Monday, August 11, 2014


-a moment at the Strand Movie Theater on Pleasant Street-

when the wolf man got hairy under the full moon
he sat quite still so we wouldn't miss the growing.
the grey-brown hair broke-through in slips of undefined time
morphing to length in seconds which could have been hours
or seven days and seven nights, over his face and hands,
but his tortured feet looked frightening as the hair grew long
and the bones appeared to snap into the agonizing anatomy of the wolf.
In the grip of fear in the back row of the Strand's balcony,
Cylindrica Mello grabbed my skinny arm, digging her fingertips into it.
then, when the wolf man jogged into the fog, always the fog, always
the eerie mist of a swampy place, she really dug-in.
she buried her face just under my shoulder turning her head into
my armpit and her nose pressed inward as her other hand
grasped the material of my shirt just above the belt-line in a tight fist.

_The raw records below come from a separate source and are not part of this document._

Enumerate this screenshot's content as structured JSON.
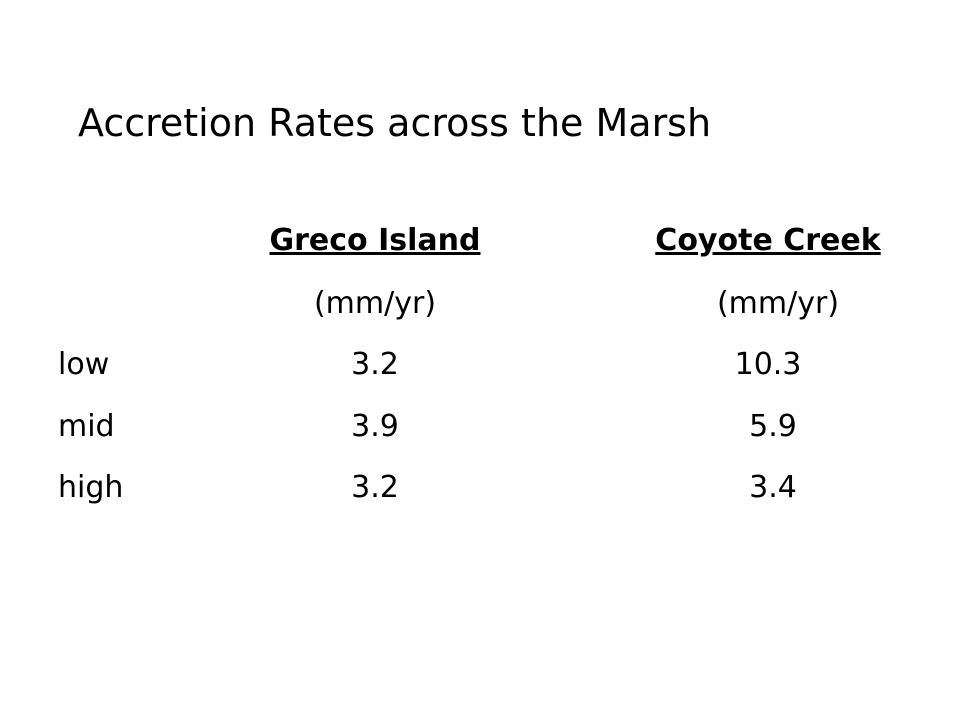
{
  "title": "Accretion Rates across the Marsh",
  "table": {
    "columns": [
      "Greco Island",
      "Coyote Creek"
    ],
    "units": [
      "(mm/yr)",
      "(mm/yr)"
    ],
    "rows": [
      [
        "low",
        3.2,
        10.3
      ],
      [
        "mid",
        3.9,
        5.9
      ],
      [
        "high",
        3.2,
        3.4
      ]
    ]
  }
}
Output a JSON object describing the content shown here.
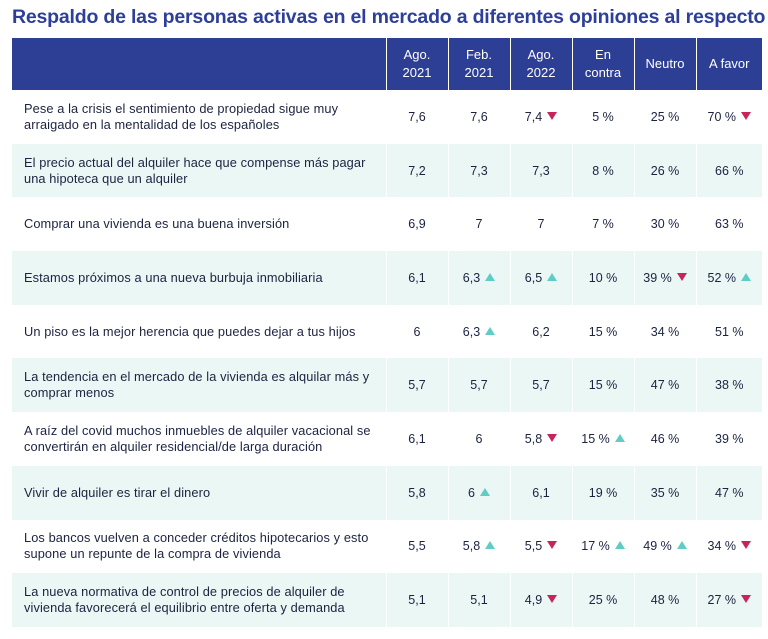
{
  "title": "Respaldo de las personas activas en el mercado a diferentes opiniones al respecto",
  "colors": {
    "header_bg": "#2d3f95",
    "title": "#2e3f9a",
    "stripe": "#eaf7f5",
    "up": "#5fcdc4",
    "down": "#c8245c"
  },
  "headers": [
    {
      "line1": "",
      "line2": ""
    },
    {
      "line1": "Ago.",
      "line2": "2021"
    },
    {
      "line1": "Feb.",
      "line2": "2021"
    },
    {
      "line1": "Ago.",
      "line2": "2022"
    },
    {
      "line1": "En contra",
      "line2": ""
    },
    {
      "line1": "Neutro",
      "line2": ""
    },
    {
      "line1": "A favor",
      "line2": ""
    }
  ],
  "rows": [
    {
      "statement": "Pese a la crisis el sentimiento de propiedad sigue muy arraigado en la mentalidad de los españoles",
      "cells": [
        {
          "v": "7,6",
          "t": "none"
        },
        {
          "v": "7,6",
          "t": "none"
        },
        {
          "v": "7,4",
          "t": "down"
        },
        {
          "v": "5 %",
          "t": "none"
        },
        {
          "v": "25 %",
          "t": "none"
        },
        {
          "v": "70 %",
          "t": "down"
        }
      ]
    },
    {
      "statement": "El precio actual del alquiler hace que compense más pagar una hipoteca que un alquiler",
      "cells": [
        {
          "v": "7,2",
          "t": "none"
        },
        {
          "v": "7,3",
          "t": "none"
        },
        {
          "v": "7,3",
          "t": "none"
        },
        {
          "v": "8 %",
          "t": "none"
        },
        {
          "v": "26 %",
          "t": "none"
        },
        {
          "v": "66 %",
          "t": "none"
        }
      ]
    },
    {
      "statement": "Comprar una vivienda es una buena inversión",
      "cells": [
        {
          "v": "6,9",
          "t": "none"
        },
        {
          "v": "7",
          "t": "none"
        },
        {
          "v": "7",
          "t": "none"
        },
        {
          "v": "7 %",
          "t": "none"
        },
        {
          "v": "30 %",
          "t": "none"
        },
        {
          "v": "63 %",
          "t": "none"
        }
      ]
    },
    {
      "statement": "Estamos próximos a una nueva burbuja inmobiliaria",
      "cells": [
        {
          "v": "6,1",
          "t": "none"
        },
        {
          "v": "6,3",
          "t": "up"
        },
        {
          "v": "6,5",
          "t": "up"
        },
        {
          "v": "10 %",
          "t": "none"
        },
        {
          "v": "39 %",
          "t": "down"
        },
        {
          "v": "52 %",
          "t": "up"
        }
      ]
    },
    {
      "statement": "Un piso es la mejor herencia que puedes dejar a tus hijos",
      "cells": [
        {
          "v": "6",
          "t": "none"
        },
        {
          "v": "6,3",
          "t": "up"
        },
        {
          "v": "6,2",
          "t": "none"
        },
        {
          "v": "15 %",
          "t": "none"
        },
        {
          "v": "34 %",
          "t": "none"
        },
        {
          "v": "51 %",
          "t": "none"
        }
      ]
    },
    {
      "statement": "La tendencia en el mercado de la vivienda es alquilar más y comprar menos",
      "cells": [
        {
          "v": "5,7",
          "t": "none"
        },
        {
          "v": "5,7",
          "t": "none"
        },
        {
          "v": "5,7",
          "t": "none"
        },
        {
          "v": "15 %",
          "t": "none"
        },
        {
          "v": "47 %",
          "t": "none"
        },
        {
          "v": "38 %",
          "t": "none"
        }
      ]
    },
    {
      "statement": "A raíz del covid muchos inmuebles de alquiler vacacional se convertirán en alquiler residencial/de larga duración",
      "cells": [
        {
          "v": "6,1",
          "t": "none"
        },
        {
          "v": "6",
          "t": "none"
        },
        {
          "v": "5,8",
          "t": "down"
        },
        {
          "v": "15 %",
          "t": "up"
        },
        {
          "v": "46 %",
          "t": "none"
        },
        {
          "v": "39 %",
          "t": "none"
        }
      ]
    },
    {
      "statement": "Vivir de alquiler es tirar el dinero",
      "cells": [
        {
          "v": "5,8",
          "t": "none"
        },
        {
          "v": "6",
          "t": "up"
        },
        {
          "v": "6,1",
          "t": "none"
        },
        {
          "v": "19 %",
          "t": "none"
        },
        {
          "v": "35 %",
          "t": "none"
        },
        {
          "v": "47 %",
          "t": "none"
        }
      ]
    },
    {
      "statement": "Los bancos vuelven a conceder créditos hipotecarios y esto supone un repunte de la compra de vivienda",
      "cells": [
        {
          "v": "5,5",
          "t": "none"
        },
        {
          "v": "5,8",
          "t": "up"
        },
        {
          "v": "5,5",
          "t": "down"
        },
        {
          "v": "17 %",
          "t": "up"
        },
        {
          "v": "49 %",
          "t": "up"
        },
        {
          "v": "34 %",
          "t": "down"
        }
      ]
    },
    {
      "statement": "La nueva normativa de control de precios de alquiler de vivienda favorecerá el equilibrio entre oferta y demanda",
      "cells": [
        {
          "v": "5,1",
          "t": "none"
        },
        {
          "v": "5,1",
          "t": "none"
        },
        {
          "v": "4,9",
          "t": "down"
        },
        {
          "v": "25 %",
          "t": "none"
        },
        {
          "v": "48 %",
          "t": "none"
        },
        {
          "v": "27 %",
          "t": "down"
        }
      ]
    }
  ]
}
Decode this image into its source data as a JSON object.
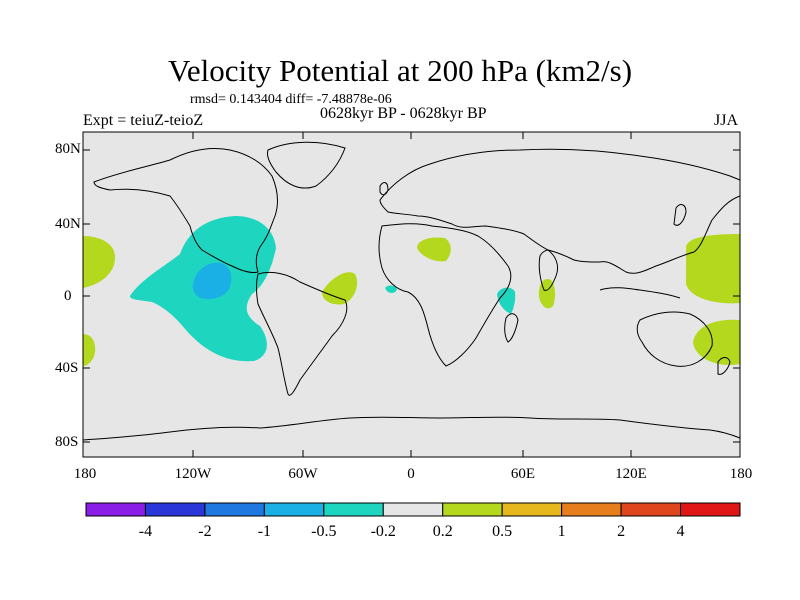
{
  "title": "Velocity Potential at 200 hPa (km2/s)",
  "stats": "rmsd= 0.143404 diff= -7.48878e-06",
  "experiment": "Expt = teiuZ-teioZ",
  "period": "0628kyr BP - 0628kyr BP",
  "season": "JJA",
  "lat_ticks": [
    "80N",
    "40N",
    "0",
    "40S",
    "80S"
  ],
  "lon_ticks": [
    "180",
    "120W",
    "60W",
    "0",
    "60E",
    "120E",
    "180"
  ],
  "colorbar": {
    "colors": [
      "#8a1ee6",
      "#2a36d8",
      "#1e78e0",
      "#1ab0e6",
      "#1ed6c0",
      "#e6e6e6",
      "#b4d81e",
      "#e6b81e",
      "#e67e1e",
      "#e0461e",
      "#e01616"
    ],
    "labels": [
      "-4",
      "-2",
      "-1",
      "-0.5",
      "-0.2",
      "0.2",
      "0.5",
      "1",
      "2",
      "4"
    ]
  },
  "map": {
    "background": "#e6e6e6",
    "positive_color": "#b4d81e",
    "negative_color": "#1ed6c0",
    "strong_negative_color": "#1ab0e6"
  }
}
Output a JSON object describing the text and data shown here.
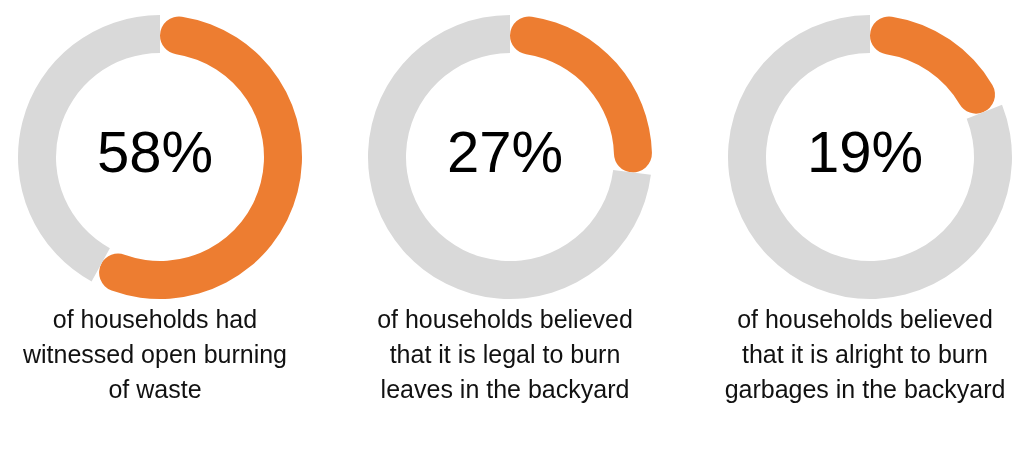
{
  "chart_data": [
    {
      "type": "donut",
      "title": "58%",
      "categories": [
        null,
        null
      ],
      "values": [
        58,
        42
      ],
      "colors": [
        "#ed7d31",
        "#d9d9d9"
      ],
      "annotations": [
        "of households had witnessed open burning of waste"
      ]
    },
    {
      "type": "donut",
      "title": "27%",
      "categories": [
        null,
        null
      ],
      "values": [
        27,
        73
      ],
      "colors": [
        "#ed7d31",
        "#d9d9d9"
      ],
      "annotations": [
        "of households believed that it is legal to burn leaves in the backyard"
      ]
    },
    {
      "type": "donut",
      "title": "19%",
      "categories": [
        null,
        null
      ],
      "values": [
        19,
        81
      ],
      "colors": [
        "#ed7d31",
        "#d9d9d9"
      ],
      "annotations": [
        "of households believed that it is alright to burn garbages in the backyard"
      ]
    }
  ]
}
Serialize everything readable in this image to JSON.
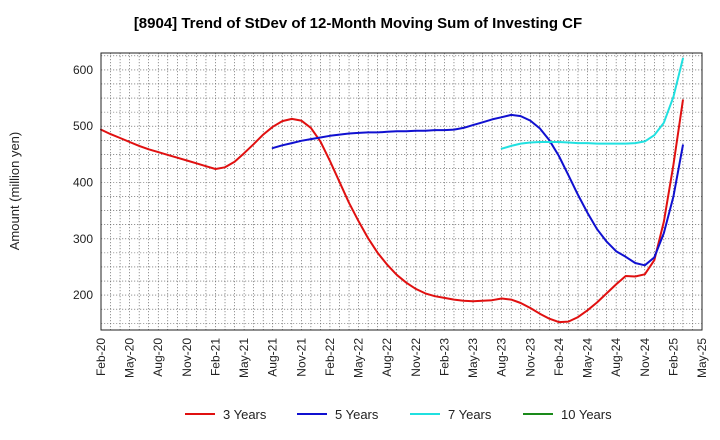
{
  "chart_data": {
    "type": "line",
    "title": "[8904]  Trend of StDev of 12-Month Moving Sum of Investing CF",
    "xlabel": "",
    "ylabel": "Amount (million yen)",
    "ylim": [
      138,
      630
    ],
    "yticks": [
      200,
      300,
      400,
      500,
      600
    ],
    "xlim": [
      "2020-02",
      "2025-05"
    ],
    "categories": [
      "Feb-20",
      "May-20",
      "Aug-20",
      "Nov-20",
      "Feb-21",
      "May-21",
      "Aug-21",
      "Nov-21",
      "Feb-22",
      "May-22",
      "Aug-22",
      "Nov-22",
      "Feb-23",
      "May-23",
      "Aug-23",
      "Nov-23",
      "Feb-24",
      "May-24",
      "Aug-24",
      "Nov-24",
      "Feb-25",
      "May-25"
    ],
    "grid": true,
    "legend_position": "bottom",
    "series": [
      {
        "name": "3 Years",
        "color": "#e01010",
        "points": [
          [
            "2020-02",
            494
          ],
          [
            "2020-03",
            486
          ],
          [
            "2020-04",
            479
          ],
          [
            "2020-05",
            472
          ],
          [
            "2020-06",
            465
          ],
          [
            "2020-07",
            459
          ],
          [
            "2020-08",
            454
          ],
          [
            "2020-09",
            449
          ],
          [
            "2020-10",
            444
          ],
          [
            "2020-11",
            439
          ],
          [
            "2020-12",
            434
          ],
          [
            "2021-01",
            429
          ],
          [
            "2021-02",
            424
          ],
          [
            "2021-03",
            427
          ],
          [
            "2021-04",
            437
          ],
          [
            "2021-05",
            452
          ],
          [
            "2021-06",
            468
          ],
          [
            "2021-07",
            485
          ],
          [
            "2021-08",
            499
          ],
          [
            "2021-09",
            509
          ],
          [
            "2021-10",
            513
          ],
          [
            "2021-11",
            510
          ],
          [
            "2021-12",
            497
          ],
          [
            "2022-01",
            473
          ],
          [
            "2022-02",
            438
          ],
          [
            "2022-03",
            401
          ],
          [
            "2022-04",
            364
          ],
          [
            "2022-05",
            331
          ],
          [
            "2022-06",
            301
          ],
          [
            "2022-07",
            275
          ],
          [
            "2022-08",
            254
          ],
          [
            "2022-09",
            236
          ],
          [
            "2022-10",
            222
          ],
          [
            "2022-11",
            211
          ],
          [
            "2022-12",
            203
          ],
          [
            "2023-01",
            198
          ],
          [
            "2023-02",
            195
          ],
          [
            "2023-03",
            192
          ],
          [
            "2023-04",
            190
          ],
          [
            "2023-05",
            189
          ],
          [
            "2023-06",
            190
          ],
          [
            "2023-07",
            191
          ],
          [
            "2023-08",
            194
          ],
          [
            "2023-09",
            192
          ],
          [
            "2023-10",
            186
          ],
          [
            "2023-11",
            177
          ],
          [
            "2023-12",
            167
          ],
          [
            "2024-01",
            158
          ],
          [
            "2024-02",
            152
          ],
          [
            "2024-03",
            153
          ],
          [
            "2024-04",
            161
          ],
          [
            "2024-05",
            173
          ],
          [
            "2024-06",
            187
          ],
          [
            "2024-07",
            203
          ],
          [
            "2024-08",
            219
          ],
          [
            "2024-09",
            234
          ],
          [
            "2024-10",
            233
          ],
          [
            "2024-11",
            237
          ],
          [
            "2024-12",
            262
          ],
          [
            "2025-01",
            330
          ],
          [
            "2025-02",
            431
          ],
          [
            "2025-03",
            546
          ]
        ]
      },
      {
        "name": "5 Years",
        "color": "#1010d0",
        "points": [
          [
            "2021-08",
            461
          ],
          [
            "2021-09",
            466
          ],
          [
            "2021-10",
            470
          ],
          [
            "2021-11",
            474
          ],
          [
            "2021-12",
            477
          ],
          [
            "2022-01",
            480
          ],
          [
            "2022-02",
            483
          ],
          [
            "2022-03",
            485
          ],
          [
            "2022-04",
            487
          ],
          [
            "2022-05",
            488
          ],
          [
            "2022-06",
            489
          ],
          [
            "2022-07",
            489
          ],
          [
            "2022-08",
            490
          ],
          [
            "2022-09",
            491
          ],
          [
            "2022-10",
            491
          ],
          [
            "2022-11",
            492
          ],
          [
            "2022-12",
            492
          ],
          [
            "2023-01",
            493
          ],
          [
            "2023-02",
            493
          ],
          [
            "2023-03",
            494
          ],
          [
            "2023-04",
            497
          ],
          [
            "2023-05",
            502
          ],
          [
            "2023-06",
            507
          ],
          [
            "2023-07",
            512
          ],
          [
            "2023-08",
            516
          ],
          [
            "2023-09",
            520
          ],
          [
            "2023-10",
            518
          ],
          [
            "2023-11",
            510
          ],
          [
            "2023-12",
            496
          ],
          [
            "2024-01",
            475
          ],
          [
            "2024-02",
            447
          ],
          [
            "2024-03",
            413
          ],
          [
            "2024-04",
            378
          ],
          [
            "2024-05",
            346
          ],
          [
            "2024-06",
            317
          ],
          [
            "2024-07",
            295
          ],
          [
            "2024-08",
            278
          ],
          [
            "2024-09",
            268
          ],
          [
            "2024-10",
            257
          ],
          [
            "2024-11",
            253
          ],
          [
            "2024-12",
            267
          ],
          [
            "2025-01",
            310
          ],
          [
            "2025-02",
            375
          ],
          [
            "2025-03",
            466
          ]
        ]
      },
      {
        "name": "7 Years",
        "color": "#20e0e0",
        "points": [
          [
            "2023-08",
            460
          ],
          [
            "2023-09",
            465
          ],
          [
            "2023-10",
            469
          ],
          [
            "2023-11",
            471
          ],
          [
            "2023-12",
            472
          ],
          [
            "2024-01",
            472
          ],
          [
            "2024-02",
            472
          ],
          [
            "2024-03",
            471
          ],
          [
            "2024-04",
            470
          ],
          [
            "2024-05",
            470
          ],
          [
            "2024-06",
            469
          ],
          [
            "2024-07",
            469
          ],
          [
            "2024-08",
            469
          ],
          [
            "2024-09",
            469
          ],
          [
            "2024-10",
            470
          ],
          [
            "2024-11",
            473
          ],
          [
            "2024-12",
            484
          ],
          [
            "2025-01",
            506
          ],
          [
            "2025-02",
            552
          ],
          [
            "2025-03",
            620
          ]
        ]
      },
      {
        "name": "10 Years",
        "color": "#1a8a1a",
        "points": []
      }
    ]
  }
}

this happened when the wolf man started his walk on those hairy, long-toed feet
and I noticed that Cylindrica kept one eye open to the screen afraid to look
but longing to know, as the wolf man hobbled into the foggy damp outside
the tall leaded-glass windows of the stone-cold mansion.
Cylindrica Mello was having all of it.
the hem of her dress had traveled a good 5 inches above her knees
and her knees were pressing into my heavy corduroy pants when
she suddenly sat-up, looked into my face and jolted from the balcony.
naturally, when the physiology calmed down I went looking for her
and we walked home together, leaving the birds and the bees to themselves.
––It was later I learned that the pretty young woman 
who bravely slogged 
into the fog
of the moor searching for the pre-wolf man, that neatly suited, sleepy-looking young
gentleman of acquired sophistication, got quite the surprise herself that night, too.